An Approach Toward the Solution of the World Food Problem with Special Emphasis on Protein Supply

E. E. HOWE 1, G. R. JANSEN 1, and M. L. ANSON 1

1 From Merck Institute for Therapeutic Research, Rahway, New Jersey

In the developing countries almost two-thirds of the world's population subsists predominantly on cereal grains and a much smaller number on cassava and other root crops. New sources of protein must be supplied to the cassava-consuming populations. Those subsisting on grain will receive enough protein if their caloric requirements are satisfied, but the quality of the protein is inadequate. The most pressing nutritional problem is to supply an adequate caloric intake. This can only be done by controlling the rate of population expansion and increasing the efficiency of cereal production. If sufficient calories are supplied there will be deficiciencies of protein, vitamins, and minerals. The most rapid and least expensive way of correcting these deficiencies is by mandatory supplementation of each cereal during central processing to make each nutritionally adequate when used as the sole source of food.
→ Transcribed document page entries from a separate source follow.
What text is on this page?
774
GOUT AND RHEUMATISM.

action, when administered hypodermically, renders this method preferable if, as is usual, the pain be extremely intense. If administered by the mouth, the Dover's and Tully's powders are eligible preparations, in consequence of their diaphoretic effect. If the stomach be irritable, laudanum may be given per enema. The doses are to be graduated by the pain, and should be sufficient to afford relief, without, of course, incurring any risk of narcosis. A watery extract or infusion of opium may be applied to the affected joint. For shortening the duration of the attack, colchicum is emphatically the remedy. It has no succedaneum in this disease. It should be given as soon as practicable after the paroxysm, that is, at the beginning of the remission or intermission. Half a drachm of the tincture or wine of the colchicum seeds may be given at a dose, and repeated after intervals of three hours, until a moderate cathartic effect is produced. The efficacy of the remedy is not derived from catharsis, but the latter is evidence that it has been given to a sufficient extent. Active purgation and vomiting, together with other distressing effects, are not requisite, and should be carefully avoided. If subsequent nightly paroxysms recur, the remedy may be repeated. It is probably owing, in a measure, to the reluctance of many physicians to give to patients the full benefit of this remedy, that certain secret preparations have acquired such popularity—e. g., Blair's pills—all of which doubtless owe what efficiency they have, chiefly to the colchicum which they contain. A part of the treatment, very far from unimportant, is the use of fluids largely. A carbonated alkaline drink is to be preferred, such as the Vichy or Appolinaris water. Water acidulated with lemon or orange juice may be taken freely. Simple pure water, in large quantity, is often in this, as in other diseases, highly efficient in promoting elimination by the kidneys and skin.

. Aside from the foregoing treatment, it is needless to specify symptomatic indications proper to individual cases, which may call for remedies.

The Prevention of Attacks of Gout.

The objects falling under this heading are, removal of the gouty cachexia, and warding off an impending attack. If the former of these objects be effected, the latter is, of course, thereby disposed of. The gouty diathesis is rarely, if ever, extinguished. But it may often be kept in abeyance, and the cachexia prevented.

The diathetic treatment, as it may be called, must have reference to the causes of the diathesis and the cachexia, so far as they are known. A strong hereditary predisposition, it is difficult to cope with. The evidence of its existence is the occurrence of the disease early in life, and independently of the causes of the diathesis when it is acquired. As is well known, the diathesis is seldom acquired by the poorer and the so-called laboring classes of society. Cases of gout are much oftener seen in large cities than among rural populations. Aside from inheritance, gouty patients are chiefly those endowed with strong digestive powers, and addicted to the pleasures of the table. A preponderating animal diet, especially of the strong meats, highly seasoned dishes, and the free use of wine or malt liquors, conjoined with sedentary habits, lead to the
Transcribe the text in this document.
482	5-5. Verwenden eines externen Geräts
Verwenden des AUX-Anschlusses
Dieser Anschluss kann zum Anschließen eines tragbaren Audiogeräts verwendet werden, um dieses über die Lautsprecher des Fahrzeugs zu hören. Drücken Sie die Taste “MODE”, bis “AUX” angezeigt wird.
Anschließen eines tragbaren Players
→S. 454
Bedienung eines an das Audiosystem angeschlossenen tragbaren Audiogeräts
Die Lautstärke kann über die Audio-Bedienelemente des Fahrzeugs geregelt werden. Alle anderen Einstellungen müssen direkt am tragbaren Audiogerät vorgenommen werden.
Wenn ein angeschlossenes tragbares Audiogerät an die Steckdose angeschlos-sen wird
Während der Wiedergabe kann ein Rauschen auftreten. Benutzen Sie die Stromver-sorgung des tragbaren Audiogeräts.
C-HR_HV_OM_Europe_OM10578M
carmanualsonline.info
This can be done without changing the taste or appearance of the cereals so that food practices need not be changed and no time-consuming educational program will be necessary. The cost of ingredients will vary from $0.25 to $2.00 per person per year depending upon the grain consumed and the size and age of the individual. Such a course of action will greatly improve the health of the people and with acquired technology they will gradually be able to purchase the more expensive but desirable high-quality foods which will be made available through normal channels of the nation's economy. It is in this area, as raw materials, that the protein concentrates have their greatest potential. These concentrates must be formulated into attractive, nutritious foods purchased because they are appealing and not because they are nutritious.